Das Nudeldorf Cự Đà liegt auch am Fluss, aber ein dicker Bagger hat ein Loch in die Straße gerissen, der Fahrer umreist mit ein paar unwirschen Handbewegungen die Umfahrungsstrecke, wieder einen Kilometer zurück, dann links durchs erschließungsgebiet für die nächsten Hochhäuser, dann hört eigentlich alles auf, bis auf den kleinen Pfad unter den alten Bäumen und dann den Fußweg am Kanal entlang. Hier wohnen auch ein paar Leute und zwar in absoluter Abgeschiedenheit und das nur 15 Minuten von der Millionenstadt entfernt. Also fahre ich von hinten in Cự Đà ein, von Nudeln ist im ganzen Dorf nix zu sehen, lediglich hinter dem Dorf gibt es komische Holzständer, wohl zum Trocknen von Nudeln, vermutlich wird im Sommer nicht genudelt, zu heiß und ab und zu zu feucht. Dafür scheint im Dorf das Business mit Katzenfleisch ganz gut zu laufen, überall an den Häusern weisen Schilder auf den Verkauf hin.
Weiter geht es, ich bin schließlich nur auf einer Aufklärungstour und muss heute noch vorankommen und mit der ersten Umfahrung hatte ich schon wieder Zeit verloren. Jetzt geht es über eine Eisenbahnbrücke, der Weg neben den Gleisen ist genau Lenkerbreite plus 2 cm, wenn man hier anrempelt, landet man drei Meter weiter unten im stinkenden Nhue Fluss. Etwas zittrig komme ich auf der anderen Seite und folgen den Gleisen, der Weg wird immer kleiner, laut GPS bin ich schon im Nirwana zwischen Reisfeldern, Seen und Grapefruitplantagen, Google maps zeigt Wege, die es nicht gibt, mit etwasn Mühe finde ich den „Ausgang“ aus dem Labyrinth und bin wieder in einem Vorstadtdorf und muss dann ein paar Kilometer über die Hauptstraße im Berufsverkehr. Diese gequert, wird es gleich wieder ruhiger auf der Dammstraße entlang, parallel zum Roten Fluss, der aber noch gut zwei Kilometer wegliegt. Ein Feldweg holpert zu einer Fähre und die bringt mich auf die andere Seite, wo gleich das Keramikdorf Bat Trang.

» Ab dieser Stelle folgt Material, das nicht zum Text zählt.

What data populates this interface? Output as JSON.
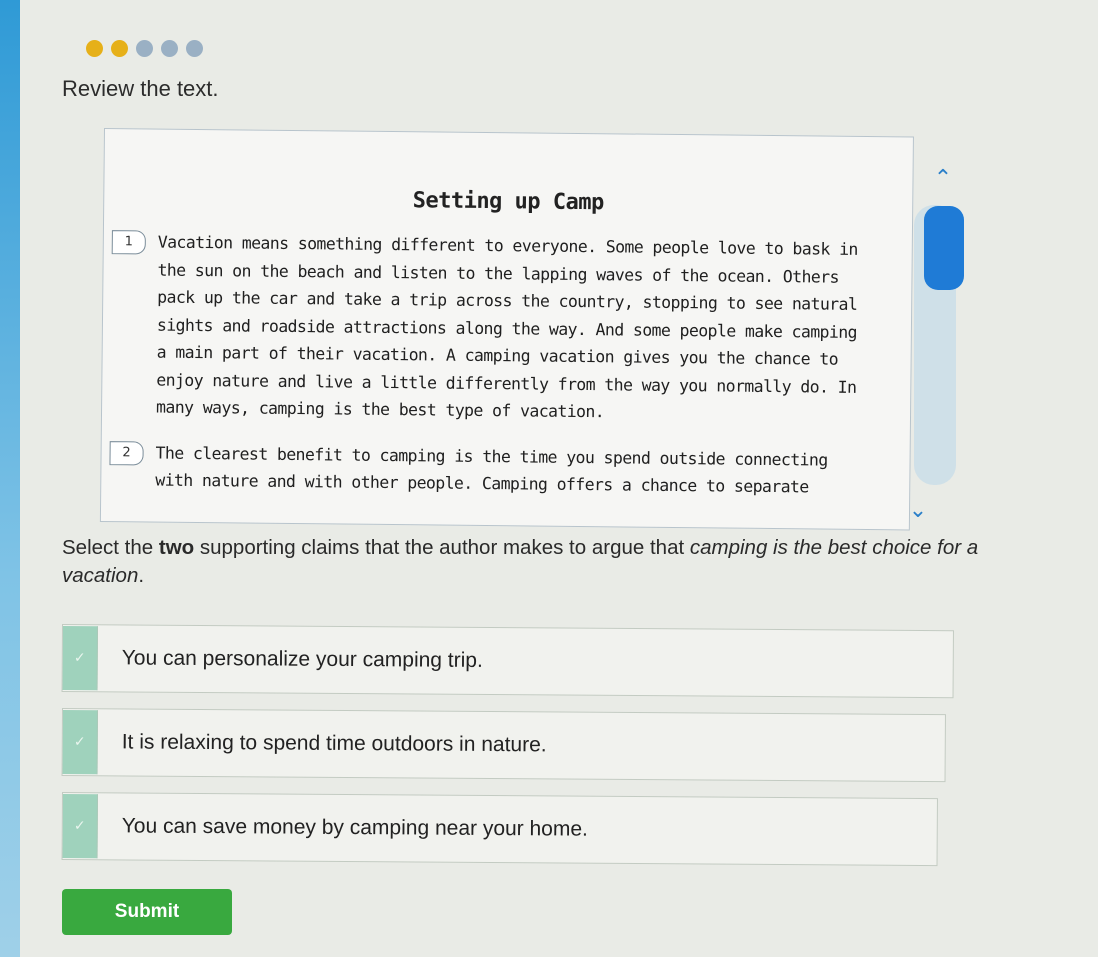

Auch hier husche ich nur durch, überall gibt es kleine Gassen mit den Brennöfen und ein paar Lager und Läden, im November werde ich hier mit der Gruppe ein wenig genauer hinsehen. Heute ist es schon wieder 17 Uhr und in einer Stunde wird es dunkel und bis Hai Duong schaffe ich es auf keinen Fall mehr und in ba Trang gibt es auch kein Gusthouse. Ich falle noch einmal auf einen Weg herein, diesmal zeigt ihn das GPS, aber die Gestalter der Realität haben sich nicht an die Karte gehalten, heißt, es gibt keinen oder zumindest nicht diesen.
Irgendwie erreiche ich dann die Dammstraße und etwas später das nächste kleine Städtchen und hier gibt es auch eine Herberge, in der ich über Nacht bleibe, für knappe 10 € inklusive Klimaanlage.